Traitement du genre dans « Provenance » d’Ann Leckie : une subtilité en retrait ?

Je suis actuellement en train de lire Provenance d’Ann Leckie, et bien que je prenne plaisir à explorer cet univers lié au cycle du Radch, j’y retrouve une forme de déception, discrète mais persistante, sur un point particulier : le traitement du genre.

Dans Le Cycle du Radch, l’emploi du féminin pour tous les personnages n’est pas un choix esthétique gratuit. Il est directement issu d’une construction culturelle cohérente. La société Radchaï ne reconnaît plus le genre comme un critère social ou identitaire pertinent. La reproduction est médicalement assistée, la parentalité déconnectée du sexe biologique, et surtout, la narratrice est une intelligence artificielle : elle ne perçoit pas le genre, et cela se répercute logiquement dans son langage. C’est subtil, c’est déstabilisant, mais surtout : c’est narrativement justifié.

Dans Provenance, en revanche, le traitement du genre m’apparaît plus flou, voire artificiel. Certains personnages sont désignés par des pronoms neutres ou non genrés, tandis que d’autres ne le sont pas, sans que l’univers du roman ne donne d’explication claire à cette dissociation. Cette manière d’écrire semble davantage relever d’un choix de forme externe au récit que d’une conséquence logique de la culture décrite. Autrement dit : le geste dérange, mais il ne s’ancre pas.
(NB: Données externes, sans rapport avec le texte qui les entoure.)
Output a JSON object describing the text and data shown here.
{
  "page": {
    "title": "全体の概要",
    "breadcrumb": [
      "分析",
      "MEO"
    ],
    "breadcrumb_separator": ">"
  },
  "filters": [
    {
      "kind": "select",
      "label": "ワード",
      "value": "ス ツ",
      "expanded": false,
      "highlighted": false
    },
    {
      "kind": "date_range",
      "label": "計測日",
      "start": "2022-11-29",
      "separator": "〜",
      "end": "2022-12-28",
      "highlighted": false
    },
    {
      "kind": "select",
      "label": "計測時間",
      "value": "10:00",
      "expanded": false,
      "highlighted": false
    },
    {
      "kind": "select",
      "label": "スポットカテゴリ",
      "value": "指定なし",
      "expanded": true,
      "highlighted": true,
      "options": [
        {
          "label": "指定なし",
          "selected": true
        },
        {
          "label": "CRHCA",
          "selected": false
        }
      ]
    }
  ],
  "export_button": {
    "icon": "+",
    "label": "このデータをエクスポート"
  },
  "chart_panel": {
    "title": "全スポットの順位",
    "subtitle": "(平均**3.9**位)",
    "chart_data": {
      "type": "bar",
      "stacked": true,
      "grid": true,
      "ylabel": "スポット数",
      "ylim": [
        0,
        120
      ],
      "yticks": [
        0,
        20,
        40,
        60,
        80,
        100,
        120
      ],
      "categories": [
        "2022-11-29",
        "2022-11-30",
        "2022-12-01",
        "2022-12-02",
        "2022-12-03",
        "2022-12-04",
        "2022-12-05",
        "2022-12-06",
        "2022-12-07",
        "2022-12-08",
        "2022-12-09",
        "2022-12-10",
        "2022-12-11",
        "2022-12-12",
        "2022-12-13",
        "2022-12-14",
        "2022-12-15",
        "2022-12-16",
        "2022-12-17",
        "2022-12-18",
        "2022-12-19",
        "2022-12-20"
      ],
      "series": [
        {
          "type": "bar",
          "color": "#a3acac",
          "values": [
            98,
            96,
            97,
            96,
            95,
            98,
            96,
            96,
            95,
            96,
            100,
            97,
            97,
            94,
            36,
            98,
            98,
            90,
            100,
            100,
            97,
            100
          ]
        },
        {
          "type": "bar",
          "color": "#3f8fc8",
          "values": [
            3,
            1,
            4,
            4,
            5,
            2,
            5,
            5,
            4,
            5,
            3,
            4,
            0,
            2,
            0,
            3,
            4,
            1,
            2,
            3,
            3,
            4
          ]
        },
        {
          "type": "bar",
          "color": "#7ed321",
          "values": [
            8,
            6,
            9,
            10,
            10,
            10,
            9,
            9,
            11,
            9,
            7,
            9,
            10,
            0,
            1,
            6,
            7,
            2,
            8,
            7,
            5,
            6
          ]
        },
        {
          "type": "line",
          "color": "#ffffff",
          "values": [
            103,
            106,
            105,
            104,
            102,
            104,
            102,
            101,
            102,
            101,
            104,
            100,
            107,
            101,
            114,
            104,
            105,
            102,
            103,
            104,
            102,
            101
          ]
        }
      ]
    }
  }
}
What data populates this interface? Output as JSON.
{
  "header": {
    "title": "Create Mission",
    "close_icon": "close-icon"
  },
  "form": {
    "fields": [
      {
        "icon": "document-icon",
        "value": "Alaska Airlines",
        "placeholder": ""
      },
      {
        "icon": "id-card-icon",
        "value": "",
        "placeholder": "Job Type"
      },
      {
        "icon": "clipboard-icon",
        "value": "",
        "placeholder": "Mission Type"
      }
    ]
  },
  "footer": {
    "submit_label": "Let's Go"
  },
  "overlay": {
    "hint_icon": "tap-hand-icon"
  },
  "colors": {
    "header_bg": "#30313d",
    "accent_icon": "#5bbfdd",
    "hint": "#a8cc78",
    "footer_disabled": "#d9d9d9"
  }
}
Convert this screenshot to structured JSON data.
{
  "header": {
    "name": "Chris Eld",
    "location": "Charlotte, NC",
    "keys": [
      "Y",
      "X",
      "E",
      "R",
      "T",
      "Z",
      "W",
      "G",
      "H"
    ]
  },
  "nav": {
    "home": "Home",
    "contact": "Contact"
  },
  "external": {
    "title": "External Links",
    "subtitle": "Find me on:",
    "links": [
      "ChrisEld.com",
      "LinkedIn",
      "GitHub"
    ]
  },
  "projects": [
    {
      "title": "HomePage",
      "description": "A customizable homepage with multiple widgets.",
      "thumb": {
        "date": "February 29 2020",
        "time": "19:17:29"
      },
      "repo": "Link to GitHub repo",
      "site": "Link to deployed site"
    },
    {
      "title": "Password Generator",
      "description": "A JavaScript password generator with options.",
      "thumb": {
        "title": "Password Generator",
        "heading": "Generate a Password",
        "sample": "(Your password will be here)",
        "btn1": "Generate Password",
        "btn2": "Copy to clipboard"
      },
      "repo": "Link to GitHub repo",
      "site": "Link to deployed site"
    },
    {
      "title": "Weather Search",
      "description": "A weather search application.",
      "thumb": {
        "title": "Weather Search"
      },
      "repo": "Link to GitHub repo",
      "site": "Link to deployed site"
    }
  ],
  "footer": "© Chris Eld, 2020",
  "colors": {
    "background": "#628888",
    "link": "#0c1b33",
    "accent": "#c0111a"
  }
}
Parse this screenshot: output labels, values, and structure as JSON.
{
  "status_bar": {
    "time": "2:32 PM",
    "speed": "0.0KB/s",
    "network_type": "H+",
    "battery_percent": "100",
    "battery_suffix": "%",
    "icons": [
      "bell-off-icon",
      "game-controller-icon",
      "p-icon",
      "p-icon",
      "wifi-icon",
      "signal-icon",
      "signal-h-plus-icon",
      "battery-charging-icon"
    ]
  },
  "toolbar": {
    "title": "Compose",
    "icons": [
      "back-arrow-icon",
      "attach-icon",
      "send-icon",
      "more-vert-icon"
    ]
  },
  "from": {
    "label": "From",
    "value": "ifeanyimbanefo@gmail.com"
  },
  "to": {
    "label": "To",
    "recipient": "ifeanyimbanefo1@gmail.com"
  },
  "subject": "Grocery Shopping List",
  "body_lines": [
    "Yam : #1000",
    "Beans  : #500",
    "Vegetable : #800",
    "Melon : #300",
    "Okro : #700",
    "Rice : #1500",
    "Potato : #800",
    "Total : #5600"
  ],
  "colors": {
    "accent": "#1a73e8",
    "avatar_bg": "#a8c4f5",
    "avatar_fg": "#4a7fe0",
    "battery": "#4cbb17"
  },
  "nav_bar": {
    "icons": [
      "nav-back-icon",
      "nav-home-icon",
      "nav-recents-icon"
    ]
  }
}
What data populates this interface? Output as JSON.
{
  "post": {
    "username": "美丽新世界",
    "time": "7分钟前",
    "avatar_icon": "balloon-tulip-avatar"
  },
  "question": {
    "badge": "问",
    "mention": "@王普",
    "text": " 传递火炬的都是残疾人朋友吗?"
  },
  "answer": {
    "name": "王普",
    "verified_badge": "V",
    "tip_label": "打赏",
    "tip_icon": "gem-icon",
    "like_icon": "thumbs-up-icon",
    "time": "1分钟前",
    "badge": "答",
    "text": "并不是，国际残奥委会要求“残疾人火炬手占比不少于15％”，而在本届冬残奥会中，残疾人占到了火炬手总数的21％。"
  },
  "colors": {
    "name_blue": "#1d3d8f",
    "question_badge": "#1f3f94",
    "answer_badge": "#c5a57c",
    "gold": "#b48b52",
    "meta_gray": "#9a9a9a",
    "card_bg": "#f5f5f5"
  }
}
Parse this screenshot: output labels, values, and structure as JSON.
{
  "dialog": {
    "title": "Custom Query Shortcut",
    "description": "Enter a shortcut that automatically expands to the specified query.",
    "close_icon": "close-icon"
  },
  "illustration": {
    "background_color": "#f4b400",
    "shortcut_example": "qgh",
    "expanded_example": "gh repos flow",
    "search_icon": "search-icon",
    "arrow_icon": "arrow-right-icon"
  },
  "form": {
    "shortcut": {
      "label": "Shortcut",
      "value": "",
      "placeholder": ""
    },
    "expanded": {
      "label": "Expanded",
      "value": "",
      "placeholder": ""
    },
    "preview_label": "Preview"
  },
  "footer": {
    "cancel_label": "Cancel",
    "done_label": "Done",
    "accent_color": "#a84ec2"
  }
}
Là où Le Cycle du Radch proposait une véritable réflexion sur la place du genre dans une société post-biologique, Provenance se contente d’en effleurer la surface, de manière moins organique. Il ne s’agit pas de critiquer l’inclusivité linguistique en soi, mais de pointer l’écart entre le choix formel et la justification narrative. Lorsque le monde d’un roman ne porte pas en lui la cohérence de ses termes, la suspension d’incrédulité s’effrite.

Et c’est sans doute ce que je ressens en lisant Provenance : une ambition toujours présente, mais un ancrage moins profond. Le traitement du genre, qui était une force tranquille et révolutionnaire dans le cycle du Radch, semble ici plus plaqué, moins assumé, ou du moins moins incarné par le monde décrit.

Reste un roman intelligent, fluide, plaisant. Mais la puissance subversive du regard de Leckie, elle, semble s’être un peu dissipée.

Cette analyse ne remet en cause ni l’usage des pronoms neutres, ni l’intérêt des pratiques inclusives dans la fiction. Au contraire. Mais je crois que pour qu’un choix linguistique ait un vrai poids narratif, il doit émerger du monde qu’il sert à décrire. Ce que j’interroge ici, ce n’est pas la légitimité du neutre, c’est sa cohérence dans un univers donné.